Doppelgänger is a German word, meaning any double or an exact look-alike of a person. Lots of fiction has been written about one’s “evil twin”. As I kid, I read a lot of doppelganger fiction and it scared me to pieces. (Is there such a thing as doppelganger fiction? Terrifying.)
Literally, Doppelgänger means doublewalker, a person who is acts exactly the same as someone else.
Doppelgängers are mostly considered bad luck bringers.
I was terrified of finding my Doppelgänger.
Always scanning the crowds, certain that my double was there, ready to take over my life and bring me bad luck,
I never found her.
Being scared of her was a waste of my time.
(And I could have spent that time developing some dichotomies.)
It was only folklore, the stuff of stories.
You are unique.
You come with traits and interests and love in a way that no one in the world has before.
You are you.
You are also ubiquitous

People are everywhere.
We breed and make more people.
Those people have people.
And before you know it, we have crowds and masses and groups.
And although those people are all unique, with their own traits and interests and love, there are also many of them.

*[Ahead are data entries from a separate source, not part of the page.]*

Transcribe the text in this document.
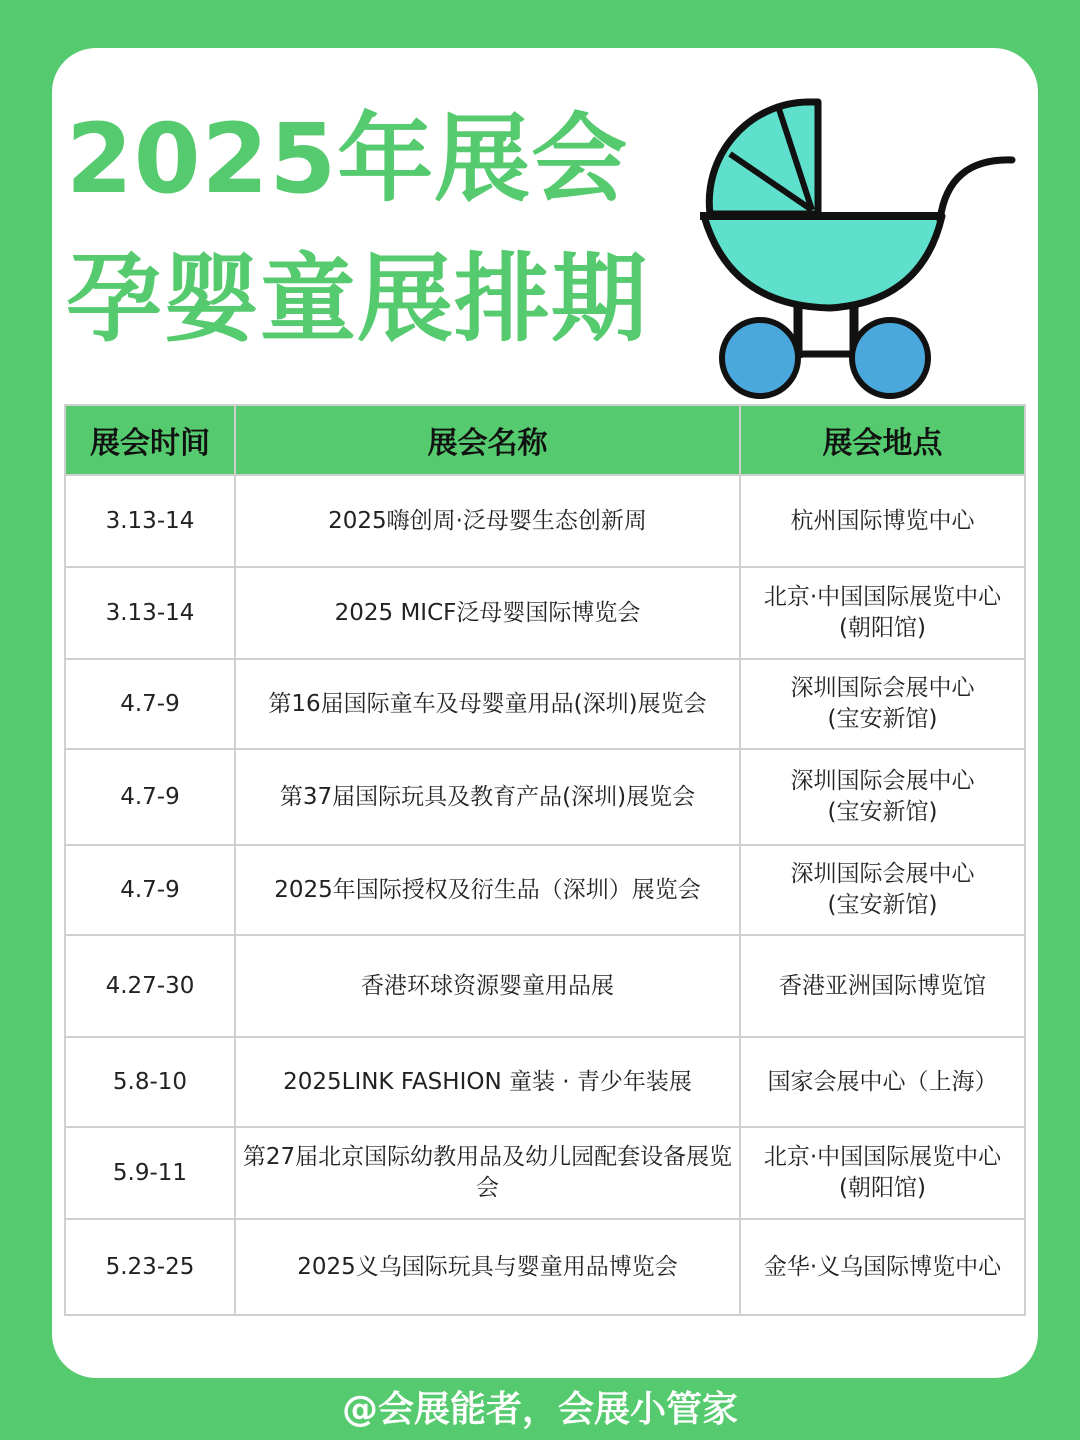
2025年展会
孕婴童展排期
展会时间	展会名称	展会地点
3.13-14	2025嗨创周·泛母婴生态创新周	杭州国际博览中心

3.13-14	2025 MICF泛母婴国际博览会	北京·中国国际展览中心
(朝阳馆)

4.7-9	第16届国际童车及母婴童用品(深圳)展览会	深圳国际会展中心
(宝安新馆)

4.7-9	第37届国际玩具及教育产品(深圳)展览会	深圳国际会展中心
(宝安新馆)

4.7-9	2025年国际授权及衍生品（深圳）展览会	深圳国际会展中心
(宝安新馆)

4.27-30	香港环球资源婴童用品展	香港亚洲国际博览馆

5.8-10	2025LINK FASHION 童装 · 青少年装展	国家会展中心（上海）

5.9-11	第27届北京国际幼教用品及幼儿园配套设备展览会	北京·中国国际展览中心
(朝阳馆)

5.23-25	2025义乌国际玩具与婴童用品博览会	金华·义乌国际博览中心
@会展能者，会展小管家
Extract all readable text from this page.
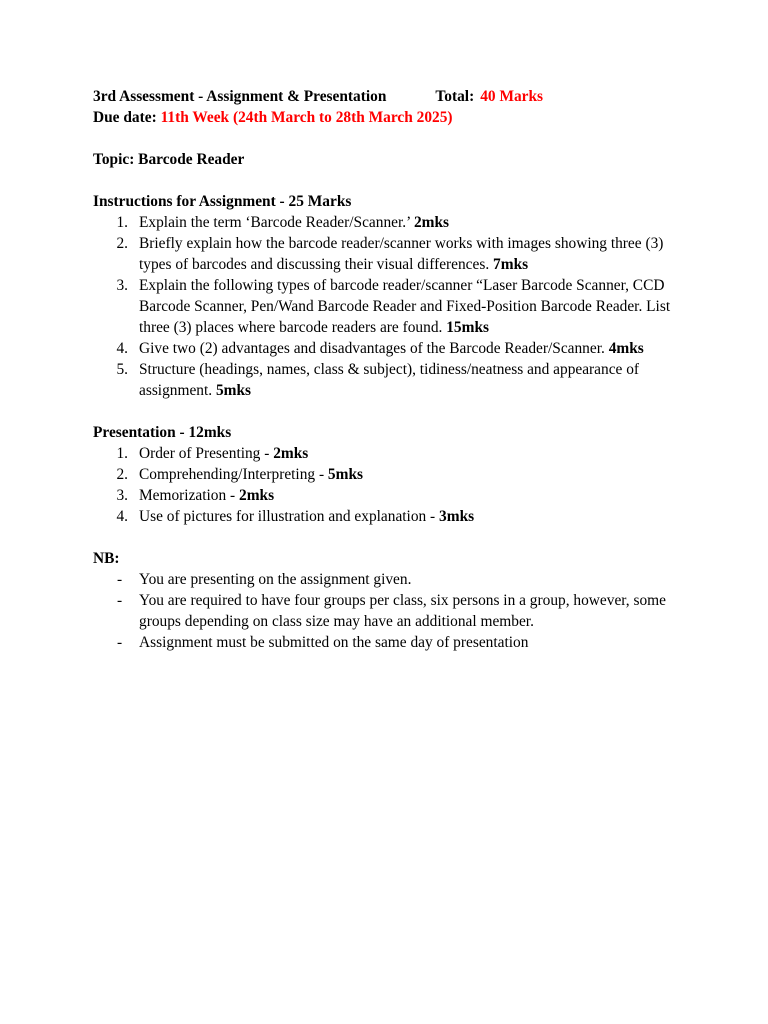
3rd Assessment - Assignment & Presentation	Total: 40 Marks
Due date: 11th Week (24th March to 28th March 2025)
Topic: Barcode Reader
Instructions for Assignment - 25 Marks
1. Explain the term ‘Barcode Reader/Scanner.’ 2mks
2. Briefly explain how the barcode reader/scanner works with images showing three (3) types of barcodes and discussing their visual differences. 7mks
3. Explain the following types of barcode reader/scanner “Laser Barcode Scanner, CCD Barcode Scanner, Pen/Wand Barcode Reader and Fixed-Position Barcode Reader. List three (3) places where barcode readers are found. 15mks
4. Give two (2) advantages and disadvantages of the Barcode Reader/Scanner. 4mks
5. Structure (headings, names, class & subject), tidiness/neatness and appearance of assignment. 5mks
Presentation - 12mks
1. Order of Presenting - 2mks
2. Comprehending/Interpreting - 5mks
3. Memorization - 2mks
4. Use of pictures for illustration and explanation - 3mks
NB:
- You are presenting on the assignment given.
- You are required to have four groups per class, six persons in a group, however, some groups depending on class size may have an additional member.
- Assignment must be submitted on the same day of presentation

You are only one of all of these people.
Part of our job as parents is to prepare you to get along with these people.
How to learn the rules of these people.
How to be one of these people.
Some of these rules won’t make any sense to you.
(Why can’t we take our pants off when we’re hot? I don’t know, really.)
Some of these rules are essential.
(We don’t hit when we’re angry. We don’t pass gas at the dinner table. We greet other humans with a smile and open heart.)
You are also ubiquitous.
Baby, I will do everything I can to help you play well with others.